Background: Progression to stage IV disease remains the main cause of breast cancer-related deaths. Increasing knowledge on the hematogenous phase of metastasis is key for exploiting the entire window of opportunity to interfere with early dissemination and to achieve a more effective disease control. Recent evidence suggests that circulating tumor cells (CTCs) possess diverse adaptive mechanisms to survive in blood and eventually metastasize, encouraging research into CTC-directed therapies. Methods: On the hypothesis that the distinguishing molecular features of CTCs reveal useful information on metastasis biology and disease outcome, we compared the transcriptome of CTCs, primary tumors, lymph-node and lung metastases of the MDA-MB-231 xenograft model, and assessed the biological role of a panel of selected genes, by in vitro and in vivo functional assays, and their clinical significance in M0 and M+ breast cancer patients. Results: We found that hematogenous dissemination is governed by a transcriptional program and identified a CTC signature that includes 192 up-regulated genes, mainly related to cell plasticity and adaptation, and 282 down-regulated genes, involved in chromatin remodeling and transcription. Among genes up-regulated in CTCs, FADS3 was found to increases cell membrane fluidity and promote hematogenous diffusion and lung metastasis formation.
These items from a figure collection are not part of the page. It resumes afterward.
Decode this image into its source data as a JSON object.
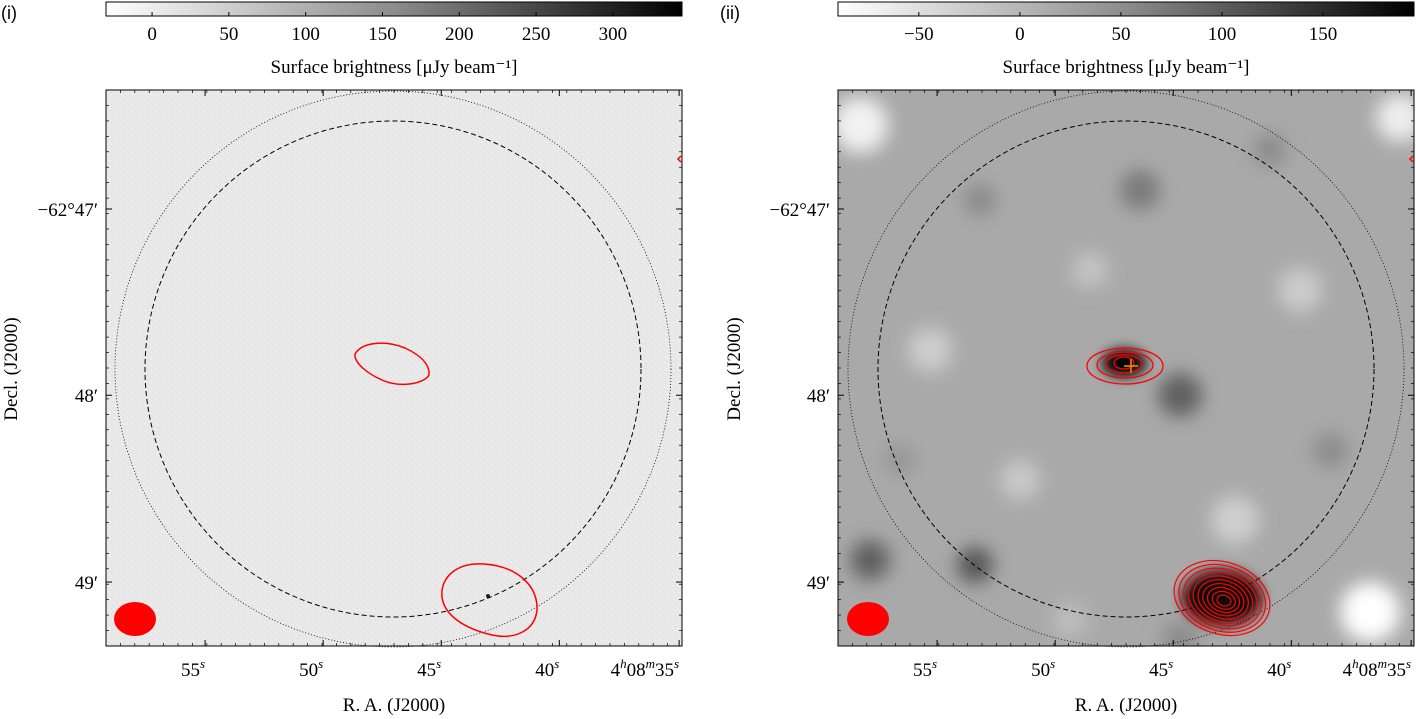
{
  "chart_data": [
    {
      "type": "heatmap",
      "panel_label": "(i)",
      "colorbar": {
        "label": "Surface brightness [μJy beam⁻¹]",
        "ticks": [
          "0",
          "50",
          "100",
          "150",
          "200",
          "250",
          "300"
        ],
        "tick_values": [
          0,
          50,
          100,
          150,
          200,
          250,
          300
        ],
        "range": [
          -30,
          345
        ],
        "colormap": "gray_r"
      },
      "xlabel": "R. A. (J2000)",
      "ylabel": "Decl. (J2000)",
      "xticks": [
        "55s",
        "50s",
        "45s",
        "40s",
        "4h08m35s"
      ],
      "yticks": [
        "−62°47′",
        "48′",
        "49′"
      ],
      "contour_color": "#ff0000",
      "features": [
        "faint contour near centre",
        "contour at lower right",
        "beam ellipse at lower left",
        "dashed and dotted circles"
      ]
    },
    {
      "type": "heatmap",
      "panel_label": "(ii)",
      "colorbar": {
        "label": "Surface brightness [μJy beam⁻¹]",
        "ticks": [
          "−50",
          "0",
          "50",
          "100",
          "150"
        ],
        "tick_values": [
          -50,
          0,
          50,
          100,
          150
        ],
        "range": [
          -90,
          195
        ],
        "colormap": "gray_r"
      },
      "xlabel": "R. A. (J2000)",
      "ylabel": "Decl. (J2000)",
      "xticks": [
        "55s",
        "50s",
        "45s",
        "40s",
        "4h08m35s"
      ],
      "yticks": [
        "−62°47′",
        "48′",
        "49′"
      ],
      "contour_color": "#ff0000",
      "marker_color": "#ff8c00",
      "features": [
        "compact source near centre with cross marker",
        "bright source at lower right with many contours",
        "beam ellipse at lower left",
        "dashed and dotted circles"
      ]
    }
  ]
}
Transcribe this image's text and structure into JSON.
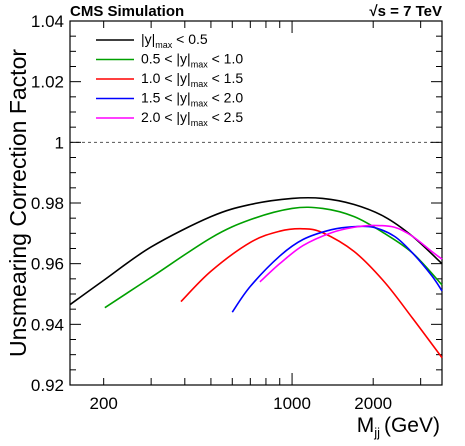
{
  "header": {
    "left": "CMS Simulation",
    "right_prefix": "√",
    "right": "s = 7 TeV"
  },
  "chart_data": {
    "type": "line",
    "xlabel": "M",
    "xlabel_sub": "jj",
    "xlabel_unit": "(GeV)",
    "ylabel": "Unsmearing Correction Factor",
    "xscale": "log",
    "xlim": [
      150,
      3600
    ],
    "ylim": [
      0.92,
      1.04
    ],
    "x_ticks": [
      200,
      1000,
      2000
    ],
    "x_tick_labels": [
      "200",
      "1000",
      "2000"
    ],
    "y_ticks": [
      0.92,
      0.94,
      0.96,
      0.98,
      1.0,
      1.02,
      1.04
    ],
    "y_tick_labels": [
      "0.92",
      "0.94",
      "0.96",
      "0.98",
      "1",
      "1.02",
      "1.04"
    ],
    "reference_line": {
      "y": 1.0,
      "style": "dashed"
    },
    "legend_position": "top-left",
    "series": [
      {
        "name": "|y|max < 0.5",
        "legend": {
          "pre": "|y|",
          "sub": "max",
          "post": " < 0.5"
        },
        "color": "#000000",
        "x": [
          150,
          200,
          300,
          500,
          700,
          1000,
          1300,
          1700,
          2200,
          2800,
          3600
        ],
        "y": [
          0.9465,
          0.9545,
          0.9655,
          0.9755,
          0.9795,
          0.9815,
          0.9815,
          0.9795,
          0.9755,
          0.969,
          0.96
        ]
      },
      {
        "name": "0.5 < |y|max < 1.0",
        "legend": {
          "pre": "0.5 < |y|",
          "sub": "max",
          "post": " < 1.0"
        },
        "color": "#00a000",
        "x": [
          202,
          300,
          500,
          700,
          1000,
          1300,
          1700,
          2200,
          2800,
          3600
        ],
        "y": [
          0.9455,
          0.9555,
          0.9685,
          0.9745,
          0.9782,
          0.9782,
          0.9755,
          0.97,
          0.9635,
          0.953
        ]
      },
      {
        "name": "1.0 < |y|max < 1.5",
        "legend": {
          "pre": "1.0 < |y|",
          "sub": "max",
          "post": " < 1.5"
        },
        "color": "#ff0000",
        "x": [
          387,
          500,
          700,
          900,
          1100,
          1300,
          1700,
          2200,
          2800,
          3600
        ],
        "y": [
          0.9475,
          0.9575,
          0.967,
          0.9707,
          0.9715,
          0.9702,
          0.964,
          0.954,
          0.942,
          0.929
        ]
      },
      {
        "name": "1.5 < |y|max < 2.0",
        "legend": {
          "pre": "1.5 < |y|",
          "sub": "max",
          "post": " < 2.0"
        },
        "color": "#0000ff",
        "x": [
          600,
          700,
          900,
          1100,
          1400,
          1700,
          2000,
          2400,
          2800,
          3300,
          3600
        ],
        "y": [
          0.944,
          0.9525,
          0.9625,
          0.968,
          0.9712,
          0.9722,
          0.972,
          0.969,
          0.9635,
          0.956,
          0.951
        ]
      },
      {
        "name": "2.0 < |y|max < 2.5",
        "legend": {
          "pre": "2.0 < |y|",
          "sub": "max",
          "post": " < 2.5"
        },
        "color": "#ff00ff",
        "x": [
          760,
          900,
          1100,
          1400,
          1700,
          2000,
          2400,
          2800,
          3300,
          3600
        ],
        "y": [
          0.954,
          0.96,
          0.966,
          0.9702,
          0.972,
          0.9726,
          0.972,
          0.969,
          0.964,
          0.9615
        ]
      }
    ]
  }
}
TFF3 was observed to be associated with a subset of CTCs with epithelial-like features in the experimental model and in a cohort of 44 breast cancer patients, and to play a role in cell migration, invasion and blood-borne dissemination. The analysis of clinical samples with a panel of CTC-specific genes (ADPRHL1, ELF3, FCF1, TFF1 and TFF3) considerably improved CTC detection as compared with epithelial and tumor-associated markers both in M0 and stage IV patients, and CTC kinetics informed disease relapse in the neoadjuvant setting. Conclusions: Our findings provide evidence on the potential of a CTC-specific molecular profile as source of metastasis-relevant genes in breast cancer experimental models and in patients. Thanks to transcriptome analysis we generated a novel CTC signature in the MDA-MB-231 xenograft model, adding a new piece to the current knowledge on the key players that orchestrate tumor cell hematogenous dissemination and breast cancer metastasis, and expanding the list of CTC-related biomarkers for future validation studies.